Question

A bullet of mass `10g` travelling horizontally with a velocity of `150 ms^(-1)` strikes a stationary wooden block and come to rest in `0.03 s`. Calculate the distance of penetration of the bullet into the block. Also, Calculate the magnitude of the force exerted by the wooden block on the bullet,

Answer 1

We will first calculate the acceleration (or rather retardation) of the bullet.

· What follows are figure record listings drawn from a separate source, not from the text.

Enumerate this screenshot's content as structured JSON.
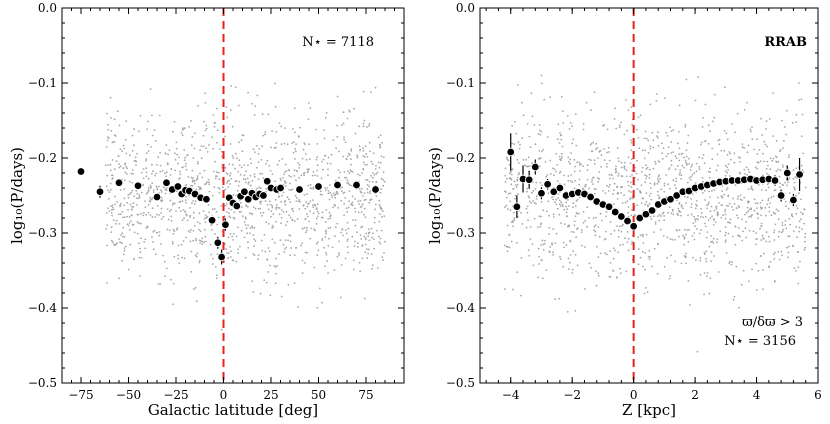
{
  "figure": {
    "bg_color": "#a8a8a8",
    "bin_color": "#000000",
    "ref_line_color": "#e8211a"
  },
  "chart_data": [
    {
      "type": "scatter",
      "id": "left",
      "xlabel": "Galactic latitude [deg]",
      "ylabel": "log₁₀(P/days)",
      "xlim": [
        -85,
        95
      ],
      "ylim": [
        -0.5,
        0.0
      ],
      "xticks": [
        -75,
        -50,
        -25,
        0,
        25,
        50,
        75
      ],
      "xtick_labels": [
        "−75",
        "−50",
        "−25",
        "0",
        "25",
        "50",
        "75"
      ],
      "yticks": [
        -0.5,
        -0.4,
        -0.3,
        -0.2,
        -0.1,
        0.0
      ],
      "ytick_labels": [
        "−0.5",
        "−0.4",
        "−0.3",
        "−0.2",
        "−0.1",
        "0.0"
      ],
      "ref_line_x": 0,
      "annotations": [
        {
          "text": "N⋆ = 7118",
          "position": "top-right"
        }
      ],
      "background_cloud": {
        "x_range": [
          -62,
          85
        ],
        "y_range": [
          -0.46,
          -0.09
        ],
        "center_y": -0.25,
        "n_points": 1400
      },
      "binned_series": {
        "name": "binned median",
        "x": [
          -75,
          -65,
          -55,
          -45,
          -35,
          -30,
          -27,
          -24,
          -22,
          -20,
          -18,
          -15,
          -12,
          -9,
          -6,
          -3,
          -1,
          1,
          3,
          5,
          7,
          9,
          11,
          13,
          15,
          17,
          19,
          21,
          23,
          25,
          28,
          30,
          40,
          50,
          60,
          70,
          80
        ],
        "y": [
          -0.218,
          -0.245,
          -0.233,
          -0.237,
          -0.252,
          -0.233,
          -0.242,
          -0.238,
          -0.248,
          -0.243,
          -0.244,
          -0.248,
          -0.253,
          -0.255,
          -0.283,
          -0.313,
          -0.332,
          -0.289,
          -0.253,
          -0.26,
          -0.264,
          -0.251,
          -0.245,
          -0.255,
          -0.247,
          -0.252,
          -0.248,
          -0.25,
          -0.231,
          -0.24,
          -0.242,
          -0.24,
          -0.242,
          -0.238,
          -0.236,
          -0.236,
          -0.242
        ],
        "yerr": [
          0.004,
          0.008,
          0.005,
          0.005,
          0.004,
          0.005,
          0.004,
          0.004,
          0.004,
          0.004,
          0.004,
          0.004,
          0.004,
          0.005,
          0.006,
          0.008,
          0.01,
          0.008,
          0.005,
          0.005,
          0.005,
          0.004,
          0.004,
          0.004,
          0.004,
          0.004,
          0.004,
          0.004,
          0.004,
          0.004,
          0.004,
          0.004,
          0.004,
          0.004,
          0.004,
          0.004,
          0.006
        ]
      }
    },
    {
      "type": "scatter",
      "id": "right",
      "xlabel": "Z [kpc]",
      "ylabel": "log₁₀(P/days)",
      "xlim": [
        -5,
        6
      ],
      "ylim": [
        -0.5,
        0.0
      ],
      "xticks": [
        -4,
        -2,
        0,
        2,
        4,
        6
      ],
      "xtick_labels": [
        "−4",
        "−2",
        "0",
        "2",
        "4",
        "6"
      ],
      "yticks": [
        -0.5,
        -0.4,
        -0.3,
        -0.2,
        -0.1,
        0.0
      ],
      "ytick_labels": [
        "−0.5",
        "−0.4",
        "−0.3",
        "−0.2",
        "−0.1",
        "0.0"
      ],
      "ref_line_x": 0,
      "annotations": [
        {
          "text": "RRAB",
          "position": "top-right"
        },
        {
          "text": "ϖ/δϖ > 3",
          "position": "bottom-right"
        },
        {
          "text": "N⋆ = 3156",
          "position": "bottom-right"
        }
      ],
      "background_cloud": {
        "x_range": [
          -4.2,
          5.6
        ],
        "y_range": [
          -0.46,
          -0.09
        ],
        "center_y": -0.25,
        "n_points": 1400
      },
      "binned_series": {
        "name": "binned median",
        "x": [
          -4.0,
          -3.8,
          -3.6,
          -3.4,
          -3.2,
          -3.0,
          -2.8,
          -2.6,
          -2.4,
          -2.2,
          -2.0,
          -1.8,
          -1.6,
          -1.4,
          -1.2,
          -1.0,
          -0.8,
          -0.6,
          -0.4,
          -0.2,
          0.0,
          0.2,
          0.4,
          0.6,
          0.8,
          1.0,
          1.2,
          1.4,
          1.6,
          1.8,
          2.0,
          2.2,
          2.4,
          2.6,
          2.8,
          3.0,
          3.2,
          3.4,
          3.6,
          3.8,
          4.0,
          4.2,
          4.4,
          4.6,
          4.8,
          5.0,
          5.2,
          5.4
        ],
        "y": [
          -0.192,
          -0.265,
          -0.228,
          -0.229,
          -0.212,
          -0.247,
          -0.235,
          -0.245,
          -0.24,
          -0.25,
          -0.248,
          -0.246,
          -0.248,
          -0.252,
          -0.258,
          -0.262,
          -0.265,
          -0.272,
          -0.278,
          -0.284,
          -0.291,
          -0.28,
          -0.275,
          -0.27,
          -0.262,
          -0.258,
          -0.255,
          -0.25,
          -0.245,
          -0.244,
          -0.24,
          -0.238,
          -0.236,
          -0.234,
          -0.232,
          -0.231,
          -0.23,
          -0.23,
          -0.229,
          -0.228,
          -0.23,
          -0.229,
          -0.228,
          -0.23,
          -0.25,
          -0.22,
          -0.256,
          -0.222
        ],
        "yerr": [
          0.025,
          0.015,
          0.018,
          0.012,
          0.01,
          0.008,
          0.007,
          0.006,
          0.006,
          0.006,
          0.005,
          0.005,
          0.005,
          0.005,
          0.005,
          0.005,
          0.005,
          0.005,
          0.005,
          0.005,
          0.006,
          0.005,
          0.005,
          0.005,
          0.005,
          0.005,
          0.005,
          0.005,
          0.005,
          0.005,
          0.005,
          0.005,
          0.005,
          0.005,
          0.005,
          0.005,
          0.005,
          0.005,
          0.005,
          0.005,
          0.005,
          0.006,
          0.006,
          0.007,
          0.008,
          0.01,
          0.008,
          0.022
        ]
      }
    }
  ]
}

Now, Initial velocity,u = `150 ms^(-1)`
Final velocity,v = 0
And, Time,t=0.03 s
Now, v=u+at
So, `0=150+axx0.03`
`0.03a=-150`
`a=-150/0.03`
`a=-5000ms^(-2)`
Let us calculate the distance of penetration of bullet now.

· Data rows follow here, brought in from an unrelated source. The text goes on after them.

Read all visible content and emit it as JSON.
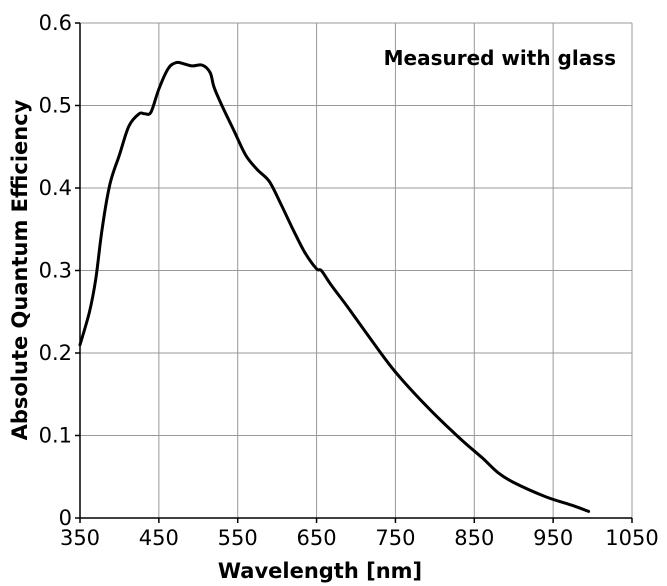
{
  "chart_data": {
    "type": "line",
    "xlabel": "Wavelength [nm]",
    "ylabel": "Absolute Quantum Efficiency",
    "xlim": [
      350,
      1050
    ],
    "ylim": [
      0,
      0.6
    ],
    "x_ticks": [
      350,
      450,
      550,
      650,
      750,
      850,
      950,
      1050
    ],
    "x_tick_labels": [
      "350",
      "450",
      "550",
      "650",
      "750",
      "850",
      "950",
      "1050"
    ],
    "y_ticks": [
      0,
      0.1,
      0.2,
      0.3,
      0.4,
      0.5,
      0.6
    ],
    "y_tick_labels": [
      "0",
      "0.1",
      "0.2",
      "0.3",
      "0.4",
      "0.5",
      "0.6"
    ],
    "grid": true,
    "annotation": "Measured with glass",
    "annotation_position": "top-right",
    "line_color": "#000000",
    "grid_color": "#999999",
    "series": [
      {
        "x": [
          350,
          362,
          370,
          378,
          388,
          400,
          412,
          425,
          432,
          440,
          450,
          462,
          472,
          480,
          492,
          505,
          515,
          520,
          530,
          545,
          560,
          575,
          590,
          605,
          620,
          635,
          650,
          656,
          668,
          690,
          720,
          750,
          790,
          830,
          860,
          880,
          900,
          940,
          975,
          995
        ],
        "y": [
          0.21,
          0.25,
          0.29,
          0.35,
          0.405,
          0.44,
          0.475,
          0.49,
          0.49,
          0.492,
          0.52,
          0.545,
          0.552,
          0.551,
          0.548,
          0.549,
          0.54,
          0.522,
          0.5,
          0.47,
          0.44,
          0.422,
          0.408,
          0.38,
          0.35,
          0.322,
          0.302,
          0.3,
          0.283,
          0.255,
          0.215,
          0.177,
          0.135,
          0.098,
          0.073,
          0.055,
          0.043,
          0.026,
          0.015,
          0.008
        ]
      }
    ]
  }
}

We know that : `v^(2)=u^(2)+2as`
So, `(0)^(2)=(150)^(2)+2xx(-5000)xxs`
`0=22500-10000xxs`
`10000s=22500`
So, `s=22500/10000`
s=2.25m
Thus, the distance of penetration of the bullet into the block of wood will be 2.25 metres
We will now calculate the magnitude of force. Now:
Force,F=m`xx`a
`F=10/1000kgxx(-5000)ms^(-2)`
F=50 N
Thus, the magnitude of force exerted by the wooden block on the bullet is 50 newtons.